By Steve Wilson / September 30, 2015 / www.Mississippiwatchdog.org
Mississippi Power admitted in a filing with the U.S. Securities and Exchange Commission Tuesday that the Kemper Project clean coal power plant could be completed later than expected — and costs are rising yet again.
The utility said it “continues to expect” the first-of-its-kind integrated coal gasification power plant in eastern Mississippi to open in the first half of 2016, but now anticipates that date to be around April 19, more than two years
behind schedule. It’s been running on natural gas since last August.
The plant’s costs also increased $15 million, boosting the project’s total cost to $6.267 billion. The utility blamed the increase on “startup and commissioning activities, as well as operational readiness.”
The April 19 date is important, because if the plant isn’t completely operational by then, the utility will have to return $234 million in investment tax credits to the Internal Revenue Service.
Last month, the utility announced a $25 million cost increase for the Kemper Project in August after reporting a $9 million increase in June. The utility files monthly progress reports on Kemper with the Mississippi Public Service Commission.
The company said any delays past March 31 would result in monthly costs ranging from $25 million to $30 million. According to the company, these costs could increase even more to correct equipment and design issues and would not be subject to the $2.88 billion cost cap that could be collected from Mississippi Power’s 186,000 customers by rate increases.

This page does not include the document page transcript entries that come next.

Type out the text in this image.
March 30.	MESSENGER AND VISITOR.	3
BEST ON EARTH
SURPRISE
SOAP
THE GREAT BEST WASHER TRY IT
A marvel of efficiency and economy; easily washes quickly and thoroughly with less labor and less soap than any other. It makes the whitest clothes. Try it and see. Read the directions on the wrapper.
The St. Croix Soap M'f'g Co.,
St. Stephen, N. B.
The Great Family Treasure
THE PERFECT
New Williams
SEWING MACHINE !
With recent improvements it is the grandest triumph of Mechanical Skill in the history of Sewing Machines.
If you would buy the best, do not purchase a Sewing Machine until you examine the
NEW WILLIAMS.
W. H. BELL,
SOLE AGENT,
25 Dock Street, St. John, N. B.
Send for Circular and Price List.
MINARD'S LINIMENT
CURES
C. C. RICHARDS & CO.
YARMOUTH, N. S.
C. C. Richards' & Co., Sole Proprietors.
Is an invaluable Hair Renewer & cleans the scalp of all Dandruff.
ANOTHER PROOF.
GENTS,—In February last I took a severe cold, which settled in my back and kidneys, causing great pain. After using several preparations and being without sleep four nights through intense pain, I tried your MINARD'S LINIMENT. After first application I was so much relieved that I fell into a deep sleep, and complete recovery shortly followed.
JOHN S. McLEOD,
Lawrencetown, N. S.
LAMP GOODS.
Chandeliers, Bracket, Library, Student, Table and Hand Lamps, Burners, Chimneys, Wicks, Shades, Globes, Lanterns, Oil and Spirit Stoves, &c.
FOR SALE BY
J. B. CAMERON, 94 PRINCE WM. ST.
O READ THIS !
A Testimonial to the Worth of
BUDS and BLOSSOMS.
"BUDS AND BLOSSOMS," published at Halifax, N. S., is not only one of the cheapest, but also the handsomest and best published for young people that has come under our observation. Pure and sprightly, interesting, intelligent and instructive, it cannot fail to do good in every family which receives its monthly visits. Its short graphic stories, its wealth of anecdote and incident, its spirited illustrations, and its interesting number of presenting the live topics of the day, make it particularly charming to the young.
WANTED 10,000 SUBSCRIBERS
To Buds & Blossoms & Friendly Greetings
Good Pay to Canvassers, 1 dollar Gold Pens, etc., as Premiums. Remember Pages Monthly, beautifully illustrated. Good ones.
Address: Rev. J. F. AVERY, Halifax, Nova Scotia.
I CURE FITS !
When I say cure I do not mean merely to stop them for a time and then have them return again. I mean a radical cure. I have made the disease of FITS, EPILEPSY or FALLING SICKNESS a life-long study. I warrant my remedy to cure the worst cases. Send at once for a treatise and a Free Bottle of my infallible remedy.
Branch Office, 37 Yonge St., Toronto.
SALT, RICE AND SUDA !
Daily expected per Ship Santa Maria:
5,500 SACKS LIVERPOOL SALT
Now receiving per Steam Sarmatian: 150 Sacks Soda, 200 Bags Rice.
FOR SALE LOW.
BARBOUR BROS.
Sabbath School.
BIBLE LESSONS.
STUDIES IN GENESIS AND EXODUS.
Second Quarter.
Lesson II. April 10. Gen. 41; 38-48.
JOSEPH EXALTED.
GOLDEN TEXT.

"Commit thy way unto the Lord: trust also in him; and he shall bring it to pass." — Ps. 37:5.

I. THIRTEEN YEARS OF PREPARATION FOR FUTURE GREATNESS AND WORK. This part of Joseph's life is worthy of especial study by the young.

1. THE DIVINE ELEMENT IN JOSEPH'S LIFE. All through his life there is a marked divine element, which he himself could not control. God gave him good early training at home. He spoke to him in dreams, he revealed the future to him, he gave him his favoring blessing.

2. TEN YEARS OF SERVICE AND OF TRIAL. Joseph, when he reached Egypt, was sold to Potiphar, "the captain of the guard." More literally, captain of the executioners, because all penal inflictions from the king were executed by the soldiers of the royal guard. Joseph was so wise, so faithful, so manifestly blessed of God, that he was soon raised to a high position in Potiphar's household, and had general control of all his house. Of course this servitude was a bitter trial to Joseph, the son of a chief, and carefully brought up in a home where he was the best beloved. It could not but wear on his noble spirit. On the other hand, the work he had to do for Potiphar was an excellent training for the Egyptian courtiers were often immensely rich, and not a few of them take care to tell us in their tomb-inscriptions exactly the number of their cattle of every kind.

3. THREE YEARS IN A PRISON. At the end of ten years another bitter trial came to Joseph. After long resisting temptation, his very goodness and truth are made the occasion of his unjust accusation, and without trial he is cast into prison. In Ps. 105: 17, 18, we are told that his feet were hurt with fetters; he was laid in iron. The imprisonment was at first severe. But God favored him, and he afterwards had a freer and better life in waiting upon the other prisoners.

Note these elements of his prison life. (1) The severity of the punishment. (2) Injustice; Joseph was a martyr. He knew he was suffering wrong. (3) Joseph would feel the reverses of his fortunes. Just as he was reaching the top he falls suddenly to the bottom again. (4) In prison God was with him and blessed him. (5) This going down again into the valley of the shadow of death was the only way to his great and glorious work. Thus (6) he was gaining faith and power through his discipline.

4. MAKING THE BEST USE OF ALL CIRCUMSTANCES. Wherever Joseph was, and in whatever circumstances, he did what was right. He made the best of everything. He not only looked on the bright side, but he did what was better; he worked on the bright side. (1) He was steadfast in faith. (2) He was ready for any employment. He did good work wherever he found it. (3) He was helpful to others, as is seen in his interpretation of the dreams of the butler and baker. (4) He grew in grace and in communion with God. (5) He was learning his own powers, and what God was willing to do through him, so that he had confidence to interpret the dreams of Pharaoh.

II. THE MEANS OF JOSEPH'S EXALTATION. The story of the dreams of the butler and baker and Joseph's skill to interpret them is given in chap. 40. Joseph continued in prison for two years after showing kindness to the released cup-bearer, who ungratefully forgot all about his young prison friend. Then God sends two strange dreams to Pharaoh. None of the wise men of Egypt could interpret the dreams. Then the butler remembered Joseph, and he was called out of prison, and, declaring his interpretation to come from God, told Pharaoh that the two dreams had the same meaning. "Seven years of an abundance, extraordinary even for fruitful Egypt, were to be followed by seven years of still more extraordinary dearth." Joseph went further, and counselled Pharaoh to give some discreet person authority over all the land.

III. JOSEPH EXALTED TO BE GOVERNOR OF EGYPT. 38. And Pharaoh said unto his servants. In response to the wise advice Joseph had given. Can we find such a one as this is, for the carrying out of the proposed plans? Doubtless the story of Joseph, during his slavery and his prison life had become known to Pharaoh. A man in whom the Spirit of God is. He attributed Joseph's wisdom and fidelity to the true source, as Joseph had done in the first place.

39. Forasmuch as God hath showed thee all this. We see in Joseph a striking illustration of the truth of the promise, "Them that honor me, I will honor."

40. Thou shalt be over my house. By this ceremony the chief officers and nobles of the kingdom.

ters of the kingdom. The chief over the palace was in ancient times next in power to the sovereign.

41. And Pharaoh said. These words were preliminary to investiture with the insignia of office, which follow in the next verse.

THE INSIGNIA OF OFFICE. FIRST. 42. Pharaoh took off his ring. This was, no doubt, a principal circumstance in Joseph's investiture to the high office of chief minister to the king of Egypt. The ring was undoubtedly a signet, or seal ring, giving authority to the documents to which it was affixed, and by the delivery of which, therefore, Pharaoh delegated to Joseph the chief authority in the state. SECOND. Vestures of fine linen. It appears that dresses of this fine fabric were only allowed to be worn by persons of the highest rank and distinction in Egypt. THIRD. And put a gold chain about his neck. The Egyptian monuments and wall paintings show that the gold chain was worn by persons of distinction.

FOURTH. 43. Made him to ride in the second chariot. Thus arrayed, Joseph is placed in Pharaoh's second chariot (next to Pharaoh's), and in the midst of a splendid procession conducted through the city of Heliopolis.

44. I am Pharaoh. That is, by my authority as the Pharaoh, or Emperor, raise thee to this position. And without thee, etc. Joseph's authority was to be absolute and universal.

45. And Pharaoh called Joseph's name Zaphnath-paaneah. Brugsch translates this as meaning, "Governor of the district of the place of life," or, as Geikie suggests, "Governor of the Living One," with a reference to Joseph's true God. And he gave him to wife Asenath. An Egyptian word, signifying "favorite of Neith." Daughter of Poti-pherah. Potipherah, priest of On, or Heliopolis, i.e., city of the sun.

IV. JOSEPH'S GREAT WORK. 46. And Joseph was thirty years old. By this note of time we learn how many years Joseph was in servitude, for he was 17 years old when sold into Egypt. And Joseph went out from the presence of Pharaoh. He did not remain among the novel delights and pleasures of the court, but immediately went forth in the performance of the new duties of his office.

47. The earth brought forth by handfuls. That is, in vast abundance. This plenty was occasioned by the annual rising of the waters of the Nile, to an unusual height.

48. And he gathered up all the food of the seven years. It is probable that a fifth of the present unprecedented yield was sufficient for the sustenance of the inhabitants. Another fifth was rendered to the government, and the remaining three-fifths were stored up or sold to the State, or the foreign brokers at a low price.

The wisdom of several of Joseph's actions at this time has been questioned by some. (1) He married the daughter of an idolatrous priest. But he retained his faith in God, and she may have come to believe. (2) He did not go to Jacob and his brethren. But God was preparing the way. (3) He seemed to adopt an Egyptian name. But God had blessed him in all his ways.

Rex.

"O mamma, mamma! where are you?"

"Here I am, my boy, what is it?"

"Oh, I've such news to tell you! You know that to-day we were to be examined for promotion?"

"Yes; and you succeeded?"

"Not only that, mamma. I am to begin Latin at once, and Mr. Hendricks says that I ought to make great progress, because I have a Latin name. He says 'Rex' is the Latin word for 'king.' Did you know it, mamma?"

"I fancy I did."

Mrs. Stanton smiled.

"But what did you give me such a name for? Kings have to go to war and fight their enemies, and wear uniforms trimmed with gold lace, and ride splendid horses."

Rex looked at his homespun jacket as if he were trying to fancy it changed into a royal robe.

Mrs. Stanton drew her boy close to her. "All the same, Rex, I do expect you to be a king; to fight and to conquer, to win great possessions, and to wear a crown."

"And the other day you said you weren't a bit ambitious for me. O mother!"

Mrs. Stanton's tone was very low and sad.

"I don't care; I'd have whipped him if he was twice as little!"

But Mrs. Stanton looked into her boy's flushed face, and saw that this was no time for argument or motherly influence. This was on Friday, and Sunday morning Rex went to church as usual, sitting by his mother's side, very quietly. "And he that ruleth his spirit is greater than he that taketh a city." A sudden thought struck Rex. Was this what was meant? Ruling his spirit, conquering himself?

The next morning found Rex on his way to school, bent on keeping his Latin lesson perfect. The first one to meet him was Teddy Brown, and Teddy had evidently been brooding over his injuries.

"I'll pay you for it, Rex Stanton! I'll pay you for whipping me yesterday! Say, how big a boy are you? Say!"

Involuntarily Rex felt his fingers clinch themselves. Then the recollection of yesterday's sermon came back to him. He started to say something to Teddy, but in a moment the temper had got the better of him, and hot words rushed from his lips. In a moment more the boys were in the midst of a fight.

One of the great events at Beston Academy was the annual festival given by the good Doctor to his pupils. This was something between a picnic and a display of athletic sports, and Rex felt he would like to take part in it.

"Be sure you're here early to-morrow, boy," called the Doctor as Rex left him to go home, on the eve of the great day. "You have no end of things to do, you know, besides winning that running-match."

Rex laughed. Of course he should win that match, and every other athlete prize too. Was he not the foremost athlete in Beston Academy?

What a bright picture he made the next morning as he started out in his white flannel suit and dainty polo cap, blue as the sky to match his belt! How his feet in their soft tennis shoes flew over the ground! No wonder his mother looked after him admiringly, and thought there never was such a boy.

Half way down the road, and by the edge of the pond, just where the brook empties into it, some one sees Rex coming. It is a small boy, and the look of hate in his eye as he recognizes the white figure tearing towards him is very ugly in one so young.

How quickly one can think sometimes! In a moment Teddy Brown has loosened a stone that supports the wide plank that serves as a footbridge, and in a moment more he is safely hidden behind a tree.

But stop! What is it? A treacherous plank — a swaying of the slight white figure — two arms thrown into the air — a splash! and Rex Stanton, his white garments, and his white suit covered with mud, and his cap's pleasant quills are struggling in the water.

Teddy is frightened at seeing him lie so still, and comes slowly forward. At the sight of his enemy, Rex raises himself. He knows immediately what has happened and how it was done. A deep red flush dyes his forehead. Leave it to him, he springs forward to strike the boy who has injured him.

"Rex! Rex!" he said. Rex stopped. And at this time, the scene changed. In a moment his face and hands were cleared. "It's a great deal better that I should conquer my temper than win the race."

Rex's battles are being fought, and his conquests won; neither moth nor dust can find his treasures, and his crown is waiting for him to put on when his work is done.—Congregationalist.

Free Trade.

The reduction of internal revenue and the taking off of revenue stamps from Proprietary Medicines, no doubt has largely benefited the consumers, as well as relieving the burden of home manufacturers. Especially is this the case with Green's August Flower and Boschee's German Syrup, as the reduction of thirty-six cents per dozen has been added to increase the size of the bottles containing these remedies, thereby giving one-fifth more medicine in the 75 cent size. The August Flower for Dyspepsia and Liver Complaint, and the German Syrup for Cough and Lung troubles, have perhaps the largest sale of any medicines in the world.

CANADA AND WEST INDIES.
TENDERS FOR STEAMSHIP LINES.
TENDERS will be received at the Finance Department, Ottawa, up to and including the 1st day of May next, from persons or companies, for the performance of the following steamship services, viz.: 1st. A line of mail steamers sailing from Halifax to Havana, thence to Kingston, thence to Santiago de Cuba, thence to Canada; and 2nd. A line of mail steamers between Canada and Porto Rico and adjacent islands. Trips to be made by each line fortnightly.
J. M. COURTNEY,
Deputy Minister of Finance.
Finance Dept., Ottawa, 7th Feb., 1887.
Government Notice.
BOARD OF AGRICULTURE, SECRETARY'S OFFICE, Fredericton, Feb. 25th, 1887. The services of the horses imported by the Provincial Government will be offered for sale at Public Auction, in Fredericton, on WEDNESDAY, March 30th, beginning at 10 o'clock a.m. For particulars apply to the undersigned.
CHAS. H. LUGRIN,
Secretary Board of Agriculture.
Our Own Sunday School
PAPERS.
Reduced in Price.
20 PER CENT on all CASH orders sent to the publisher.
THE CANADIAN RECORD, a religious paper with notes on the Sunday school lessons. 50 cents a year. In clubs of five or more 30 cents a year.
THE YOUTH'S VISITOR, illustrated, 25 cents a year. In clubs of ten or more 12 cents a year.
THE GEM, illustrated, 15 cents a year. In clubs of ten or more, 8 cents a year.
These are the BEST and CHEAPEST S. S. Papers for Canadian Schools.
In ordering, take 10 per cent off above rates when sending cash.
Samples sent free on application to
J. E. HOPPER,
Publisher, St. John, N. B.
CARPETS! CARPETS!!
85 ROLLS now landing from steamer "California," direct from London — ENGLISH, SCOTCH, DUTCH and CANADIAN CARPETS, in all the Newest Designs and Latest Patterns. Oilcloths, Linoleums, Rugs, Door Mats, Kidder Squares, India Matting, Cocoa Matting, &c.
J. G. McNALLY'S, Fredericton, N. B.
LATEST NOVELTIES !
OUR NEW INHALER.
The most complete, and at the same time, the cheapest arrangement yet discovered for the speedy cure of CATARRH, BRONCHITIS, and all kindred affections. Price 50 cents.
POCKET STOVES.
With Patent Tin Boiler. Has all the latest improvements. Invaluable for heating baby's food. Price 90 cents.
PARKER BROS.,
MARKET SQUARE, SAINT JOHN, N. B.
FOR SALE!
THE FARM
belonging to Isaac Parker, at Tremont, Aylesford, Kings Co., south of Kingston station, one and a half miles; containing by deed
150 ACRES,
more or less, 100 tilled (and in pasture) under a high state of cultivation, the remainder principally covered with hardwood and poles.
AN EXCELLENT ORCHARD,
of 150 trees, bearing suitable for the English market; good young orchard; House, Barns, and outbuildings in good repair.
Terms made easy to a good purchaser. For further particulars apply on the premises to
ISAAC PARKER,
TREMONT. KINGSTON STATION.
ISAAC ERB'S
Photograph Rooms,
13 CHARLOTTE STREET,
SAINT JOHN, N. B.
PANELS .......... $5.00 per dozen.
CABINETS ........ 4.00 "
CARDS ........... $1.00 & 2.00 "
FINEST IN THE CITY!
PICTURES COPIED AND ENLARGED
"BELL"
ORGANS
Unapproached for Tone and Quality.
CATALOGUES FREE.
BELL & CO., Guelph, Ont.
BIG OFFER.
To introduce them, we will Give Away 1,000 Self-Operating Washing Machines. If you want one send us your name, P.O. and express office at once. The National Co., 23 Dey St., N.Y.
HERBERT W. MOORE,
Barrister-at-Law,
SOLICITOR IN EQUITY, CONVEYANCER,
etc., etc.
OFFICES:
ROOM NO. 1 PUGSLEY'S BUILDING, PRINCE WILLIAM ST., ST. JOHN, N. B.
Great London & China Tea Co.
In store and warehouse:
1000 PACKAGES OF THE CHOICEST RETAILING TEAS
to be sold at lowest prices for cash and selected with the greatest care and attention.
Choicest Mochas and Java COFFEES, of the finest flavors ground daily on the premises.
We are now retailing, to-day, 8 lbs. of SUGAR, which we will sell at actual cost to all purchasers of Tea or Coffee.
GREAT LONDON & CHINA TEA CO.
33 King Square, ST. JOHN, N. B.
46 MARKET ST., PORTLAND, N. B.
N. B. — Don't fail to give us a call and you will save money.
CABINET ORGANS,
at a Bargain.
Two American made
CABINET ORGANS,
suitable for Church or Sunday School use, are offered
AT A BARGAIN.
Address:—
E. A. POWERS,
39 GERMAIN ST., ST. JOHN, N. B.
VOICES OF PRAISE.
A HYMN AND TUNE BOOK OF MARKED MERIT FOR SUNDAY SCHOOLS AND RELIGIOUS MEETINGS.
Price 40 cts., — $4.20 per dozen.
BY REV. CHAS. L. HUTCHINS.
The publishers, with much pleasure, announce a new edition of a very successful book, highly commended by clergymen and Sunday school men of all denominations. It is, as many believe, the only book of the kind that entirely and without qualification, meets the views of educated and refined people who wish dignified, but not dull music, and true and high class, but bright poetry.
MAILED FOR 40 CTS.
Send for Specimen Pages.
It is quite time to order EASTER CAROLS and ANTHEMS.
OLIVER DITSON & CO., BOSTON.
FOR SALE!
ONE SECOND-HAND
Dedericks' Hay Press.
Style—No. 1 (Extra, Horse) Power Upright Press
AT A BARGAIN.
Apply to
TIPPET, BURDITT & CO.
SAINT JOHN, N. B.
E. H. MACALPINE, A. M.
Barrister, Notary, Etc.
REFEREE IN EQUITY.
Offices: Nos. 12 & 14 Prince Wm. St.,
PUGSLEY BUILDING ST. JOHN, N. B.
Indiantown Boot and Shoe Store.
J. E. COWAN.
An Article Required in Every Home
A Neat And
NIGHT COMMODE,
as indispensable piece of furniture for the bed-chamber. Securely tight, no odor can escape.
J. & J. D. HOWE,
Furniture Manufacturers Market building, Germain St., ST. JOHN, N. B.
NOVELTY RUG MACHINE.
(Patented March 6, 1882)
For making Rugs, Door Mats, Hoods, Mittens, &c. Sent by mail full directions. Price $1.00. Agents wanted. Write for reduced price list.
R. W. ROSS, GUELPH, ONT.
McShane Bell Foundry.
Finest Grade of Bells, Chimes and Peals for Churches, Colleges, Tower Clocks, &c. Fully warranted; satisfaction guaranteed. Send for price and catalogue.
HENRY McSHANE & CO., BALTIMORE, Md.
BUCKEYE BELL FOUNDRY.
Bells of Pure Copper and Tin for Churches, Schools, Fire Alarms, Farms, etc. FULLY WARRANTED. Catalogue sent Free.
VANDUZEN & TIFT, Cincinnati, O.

The PSC passed an 18 percent temporary rate increase last month that’s designed to cover the $1.1 billion in costs on the combined cycle plant — which contains electricity-generating turbines, transmission lines and other associated equipment — and keep the company solvent.
Thomas Blanton, the Democratic candidate for the Southern District PSC seat, has asked the Mississippi Supreme Court to stop the temporary increase with another order. The court previously ordered the company to refund $350 million in rate increases, the result of a lawsuit brought by Blanton.
The commission will hold a hearing Nov. 10 for permanent rates on the combined cycle and other working plant assets and will issue a ruling by Dec. 8.
The court ruled the company could not collect rate increases before the PSC decides, in a prudency hearing, whether the spending on construction was justified. If the commission rules the utility’s spending was justified, it could then pass costs on to customers via rate increases.
The PSC, in an order from last August, said it wouldn’t take up prudency hearings on the Kemper project until it’s placed into “commercial operation” and demonstrates its availability for a “reasonable period.”